「おととい」と「おとつい」

私が日本語を教え始めたばかりの頃、最大の問題は語彙の制限だった。入門期の学習者にあれもこれも覚えなさいというのは酷である。厳選した必須項目のみを覚えてもらうべきであろう。

外国語を早く身に付けたいという立場に立てば、もちろん最も普遍性が高く、使用頻度の高い語彙から覚えていきたいはずだ。

だが、日本語について深く考えたことのない母語話者はそういう判断がうまくできないことがある。

「おととい」も「おとつい」もどちらも使うけど、いったいどちらを教えるべきなのだろう。「おとつい」が関西的だなんて思いもしなかった。
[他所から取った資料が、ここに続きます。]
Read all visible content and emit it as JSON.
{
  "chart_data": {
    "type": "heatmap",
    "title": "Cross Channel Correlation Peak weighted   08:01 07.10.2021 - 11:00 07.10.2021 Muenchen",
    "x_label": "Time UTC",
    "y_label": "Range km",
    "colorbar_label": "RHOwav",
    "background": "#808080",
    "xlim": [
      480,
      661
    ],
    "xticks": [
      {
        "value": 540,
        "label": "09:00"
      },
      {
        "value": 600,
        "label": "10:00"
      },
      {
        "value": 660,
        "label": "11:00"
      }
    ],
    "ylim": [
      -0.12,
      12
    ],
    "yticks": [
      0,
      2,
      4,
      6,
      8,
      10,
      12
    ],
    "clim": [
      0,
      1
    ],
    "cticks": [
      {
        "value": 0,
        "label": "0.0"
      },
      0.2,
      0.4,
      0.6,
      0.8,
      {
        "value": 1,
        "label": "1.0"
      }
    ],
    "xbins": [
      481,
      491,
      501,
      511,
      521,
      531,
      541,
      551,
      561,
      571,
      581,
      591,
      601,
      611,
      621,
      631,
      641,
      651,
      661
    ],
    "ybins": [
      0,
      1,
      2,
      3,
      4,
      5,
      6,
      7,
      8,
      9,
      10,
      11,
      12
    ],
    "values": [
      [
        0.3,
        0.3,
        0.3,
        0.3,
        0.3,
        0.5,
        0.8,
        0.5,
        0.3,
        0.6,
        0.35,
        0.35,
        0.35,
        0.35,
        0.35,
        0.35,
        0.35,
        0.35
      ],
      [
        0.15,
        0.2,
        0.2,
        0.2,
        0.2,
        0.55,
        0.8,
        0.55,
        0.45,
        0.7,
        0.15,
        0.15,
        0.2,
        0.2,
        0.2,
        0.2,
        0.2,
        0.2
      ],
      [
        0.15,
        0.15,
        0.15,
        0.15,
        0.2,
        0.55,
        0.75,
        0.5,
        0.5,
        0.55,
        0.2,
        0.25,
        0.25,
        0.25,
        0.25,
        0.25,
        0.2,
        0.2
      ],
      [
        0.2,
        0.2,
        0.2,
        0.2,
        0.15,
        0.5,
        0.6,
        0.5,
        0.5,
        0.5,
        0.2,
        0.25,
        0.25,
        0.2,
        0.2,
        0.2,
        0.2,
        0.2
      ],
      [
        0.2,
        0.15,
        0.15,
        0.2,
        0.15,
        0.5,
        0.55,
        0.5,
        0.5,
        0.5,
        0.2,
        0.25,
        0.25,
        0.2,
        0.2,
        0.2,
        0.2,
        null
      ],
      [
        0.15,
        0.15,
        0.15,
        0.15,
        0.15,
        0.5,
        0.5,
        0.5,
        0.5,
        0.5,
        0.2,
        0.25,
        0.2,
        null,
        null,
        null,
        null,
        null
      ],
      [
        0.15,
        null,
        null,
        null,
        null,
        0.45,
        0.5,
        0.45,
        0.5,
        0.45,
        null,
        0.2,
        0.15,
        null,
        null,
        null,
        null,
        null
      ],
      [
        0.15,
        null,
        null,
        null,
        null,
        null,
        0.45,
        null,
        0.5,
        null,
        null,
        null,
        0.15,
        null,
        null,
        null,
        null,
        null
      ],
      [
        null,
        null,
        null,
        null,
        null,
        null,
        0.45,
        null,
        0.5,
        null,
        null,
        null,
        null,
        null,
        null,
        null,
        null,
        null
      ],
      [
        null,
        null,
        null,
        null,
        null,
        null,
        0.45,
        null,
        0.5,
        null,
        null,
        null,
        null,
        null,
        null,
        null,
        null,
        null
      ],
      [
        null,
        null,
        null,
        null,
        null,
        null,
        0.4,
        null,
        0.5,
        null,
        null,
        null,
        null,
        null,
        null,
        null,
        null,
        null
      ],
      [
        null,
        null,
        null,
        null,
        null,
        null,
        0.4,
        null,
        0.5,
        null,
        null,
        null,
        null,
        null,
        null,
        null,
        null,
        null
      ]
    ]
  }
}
教科書には「おととい」が載っているのに、知らず知らず「おとつい」を使っていて…
「先生、『おとつい』は何ですか」
「えっ? 昨日教えたばかりなのに! なんで?」
と内心逆ギレする始末。当時の学生さん、すみません。

方言ではないが、「あした」と「あす」にも注意が必要だ。「あす」は初級の学習者には通じないと思った方がよい。

七日を「なのか」と読まずに「なぬか」と読む。「あぶない」を「あむない」と言う。「さむい」を「さぶい」と言う。日本語母語話者にとっては、たいしたことのない差だが、学習者には通じない。

ある種の日本語の豊かさではあるのだけど、そういう部分はきちんと切り取って、学習者には提出しなくてはならないのだ。

ちなみに、
私の母(1945年滋賀県生まれ京都市在住)は「なぬか」としか言わない。1972年兵庫県加古川市生まれの夫が「あぶない」と言っているのを家では聞いたことがない。必ず「あむない」と言う。